Entah mengapa akhir-akhir ini ada saja teman saya yang bermasalah dalam relationship. Beberapa dapat menanganinya dengan apik, namun ada juga yang kondisinya sampai mengkhawatirkan.
Saya juga dalam kehidupan saya sempat lah mengalami kejadian seperti itu. Dan mengalami memang memberikan perspektif berbeda dibandingkan mengamati dari jauh. Bermasalah dengan hubungan itu berat. Hanya saja, setiap orang memiliki definisi yang berbeda mengenai “berat”.
Kemarin saya mendapatkan cerita pendek yang cukup menginspirasi terkait dengan hal ini. Semoga menginspirasi:
*********
Alkisah, terdapatlah satu desa dimana disana di larang keras menjual buah-buahan. Cukup aneh memang. Lebih anehnya lagi adalah konsekuensi dari siapapun yang melangggarnya. Setiap orang yang melanggar aturan ini, yakni berjualan buah, akan mendapatkan konsekuesi yang sangat menyakitkan:
buah dagangannya akan dimasukkan ke *maaf* anusnya.
Suatu hari, ada seorang pedagang salak yang keukeuh ingin menjual salak-nya di desa tersebut. Maka berjualan lah ia. Sialnya, tidak lama kemudian diapun tertangkap. Sang penjual salak pun digiring ke alun-alun dan akan segera dieksekusi: Buah salak dagangannya akan segera dimasukkan ke anusnya.

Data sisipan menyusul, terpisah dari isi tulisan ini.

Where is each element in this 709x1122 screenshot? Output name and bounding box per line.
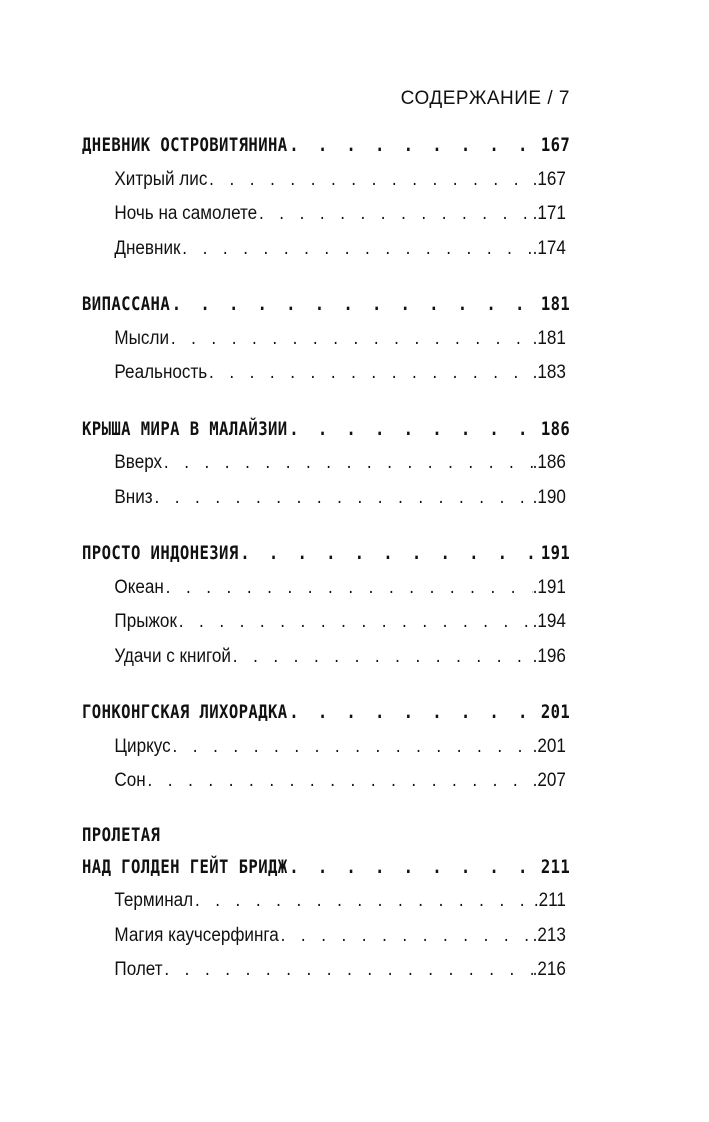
- subchapter-page-number: .196: [532, 645, 566, 667]
- dot-leader: [289, 412, 537, 447]
- dot-leader: [173, 730, 533, 765]
- subchapter-entry[interactable]: [82, 232, 566, 267]
- chapter-title: ГОНКОНГСКАЯ ЛИХОРАДКА: [82, 701, 288, 723]
- dot-leader: [154, 481, 532, 516]
- toc-section: [82, 287, 570, 391]
- subchapter-entry[interactable]: [82, 163, 566, 198]
- subchapter-entry[interactable]: [82, 730, 566, 765]
- subchapter-page-number: .207: [532, 770, 566, 791]
- subchapter-page-number: .216: [532, 959, 566, 980]
- chapter-page-number: 201: [540, 701, 571, 723]
- chapter-entry[interactable]: [82, 412, 570, 447]
- subchapter-page-number: .194: [532, 611, 566, 632]
- subchapter-entry[interactable]: [82, 197, 566, 232]
- dot-leader: [166, 571, 533, 606]
- subchapter-title: Океан: [114, 576, 164, 598]
- toc-section: [82, 695, 570, 799]
- dot-leader: [171, 322, 533, 357]
- dot-leader: [148, 764, 533, 799]
- dot-leader: [209, 163, 532, 198]
- subchapter-title: Магия каучсерфинга: [114, 924, 279, 946]
- subchapter-title: Полет: [114, 959, 163, 980]
- subchapter-entry[interactable]: [82, 481, 566, 516]
- chapter-entry[interactable]: [82, 695, 570, 730]
- running-header: СОДЕРЖАНИЕ / 7: [400, 88, 570, 109]
- subchapter-entry[interactable]: [82, 356, 566, 391]
- toc-section: [82, 536, 570, 674]
- chapter-entry-first-line[interactable]: [82, 820, 570, 850]
- chapter-title-first-line: ПРОЛЕТАЯ: [82, 823, 161, 846]
- chapter-page-number: 211: [540, 855, 571, 878]
- subchapter-title: Сон: [114, 770, 146, 791]
- chapter-title: ДНЕВНИК ОСТРОВИТЯНИНА: [82, 134, 288, 156]
- chapter-entry[interactable]: [82, 850, 570, 885]
- subchapter-page-number: .181: [532, 327, 566, 349]
- dot-leader: [281, 919, 533, 954]
- chapter-entry[interactable]: [82, 287, 570, 322]
- subchapter-page-number: .211: [533, 890, 566, 911]
- subchapter-title: Хитрый лис: [114, 168, 208, 190]
- subchapter-entry[interactable]: [82, 446, 566, 481]
- subchapter-title: Удачи с книгой: [114, 645, 231, 667]
- dot-leader: [259, 197, 533, 232]
- subchapter-entry[interactable]: [82, 605, 566, 640]
- dot-leader: [289, 850, 537, 885]
- subchapter-page-number: .171: [532, 203, 566, 224]
- dot-leader: [172, 287, 538, 322]
- subchapter-title: Мысли: [114, 327, 170, 349]
- subchapter-page-number: .213: [532, 924, 566, 946]
- subchapter-entry[interactable]: [82, 640, 566, 675]
- chapter-title: КРЫША МИРА В МАЛАЙЗИИ: [82, 417, 288, 440]
- subchapter-title: Ночь на самолете: [114, 203, 258, 224]
- dot-leader: [164, 953, 532, 988]
- chapter-page-number: 167: [540, 134, 571, 156]
- chapter-entry[interactable]: [82, 536, 570, 571]
- toc-section: [82, 820, 570, 988]
- dot-leader: [164, 446, 533, 481]
- subchapter-entry[interactable]: [82, 322, 566, 357]
- dot-leader: [179, 605, 533, 640]
- subchapter-title: Прыжок: [114, 611, 177, 632]
- chapter-title: НАД ГОЛДЕН ГЕЙТ БРИДЖ: [82, 855, 288, 878]
- subchapter-page-number: .183: [532, 362, 566, 383]
- subchapter-entry[interactable]: [82, 571, 566, 606]
- subchapter-page-number: .191: [532, 576, 566, 598]
- chapter-title: ВИПАССАНА: [82, 293, 171, 315]
- dot-leader: [195, 884, 534, 919]
- chapter-page-number: 181: [540, 293, 571, 315]
- dot-leader: [240, 536, 537, 571]
- subchapter-page-number: .190: [532, 486, 566, 508]
- dot-leader: [289, 695, 537, 730]
- subchapter-entry[interactable]: [82, 884, 566, 919]
- subchapter-title: Дневник: [114, 237, 181, 259]
- dot-leader: [209, 356, 533, 391]
- chapter-page-number: 186: [540, 417, 571, 440]
- subchapter-title: Реальность: [114, 362, 208, 383]
- subchapter-entry[interactable]: [82, 919, 566, 954]
- subchapter-page-number: .174: [532, 237, 566, 259]
- subchapter-title: Терминал: [114, 890, 194, 911]
- chapter-page-number: 191: [540, 542, 571, 564]
- subchapter-entry[interactable]: [82, 764, 566, 799]
- subchapter-entry[interactable]: [82, 953, 566, 988]
- subchapter-page-number: .167: [532, 168, 566, 190]
- subchapter-page-number: .201: [532, 735, 566, 757]
- dot-leader: [233, 640, 533, 675]
- subchapter-title: Вниз: [114, 486, 153, 508]
- dot-leader: [289, 128, 537, 163]
- toc-section: [82, 412, 570, 516]
- chapter-title: ПРОСТО ИНДОНЕЗИЯ: [82, 542, 239, 564]
- subchapter-page-number: .186: [532, 452, 566, 473]
- table-of-contents: [82, 128, 570, 1009]
- chapter-entry[interactable]: [82, 128, 570, 163]
- dot-leader: [182, 232, 532, 267]
- subchapter-title: Вверх: [114, 452, 163, 473]
- toc-section: [82, 128, 570, 266]
- subchapter-title: Циркус: [114, 735, 171, 757]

Ketika dia semakin dekat ke alun-alun untuk dieksekusi, ketakutannya semakin menjadi. Tubuhnya gemetar, dan keringat dingin bercucuran dari tubuhnya. Terbayang olehnya rasa perih dan sakit dari buah salak yang bersisik, kasar dan sedikit berduri yang akan dimasukan ke anusnya.
GLEK.
Namun anehnya, tidak lama kemudian si penjual salak mendadak tertawa terbahak-bahak. Orang-orang pun heran dengan tingkahnya. Ini mau dieksekusi kok malah tertawa. Setelah ditelisik, ternyata di kejauhan dia melihat temannya sang penjual durian yang tadi sama-sama keukeuh ingin berjualan di desa tersebut tertangkap dan tengah digiring ke alun-alun untuk dieksekusi sama seperti dia.
*********
Got the idea? 😉
Ketika kita melihat penderitaan diri kita sendiri, kita merasa bahwa diri kita adalah manusia paling malang sedunia. Namun ketika kita membandingkan kesulitan yang kita alami dengan kesulitan jutaan orang lain di dunia, kita akan paham siapa yang sebenarnya lebih menderita dan mengapa kita patut berkata bahwa “yang saya alami ini bukan apa-apa, saya harus kuat”.
Well, semoga tulisan ini menginspirasi senin pagi anda 🙂
Best Regards,
Fikri Rasyid
gw ngakak baca cerita lw (lmao)
kadang manusia merasa sulit untuk menggerakkan lehernya, baik itu keatas ataupun kebawah
tapi tetep aje kan ya pegel rasanya kalo kepalanya ga digerak-gerakin, emang ada yang tahan gitu?
hehe
@oma
haha, ya begitulah 😀
gue pernah baca di satu buku, dia bilang eksistensi manusia itu ada karena adanya gerakan. Ketika dia berhenti bergerak, hilanglah eksistensinya.
DI pikir2 benar juga sih. Kalau jantung kita berhenti bergerak kita game over kan?
Haha. Boleh juga tuh ceritanya.
Inspiring.
Btw, Mas. Saya ni English Student juga loh. Tapi lebih cenderung ke linguistiknya. Akhir2 ini saya lagi ngerjain proyek tentang American Accent. Kalo sampeyan kecenderungannya ke mana?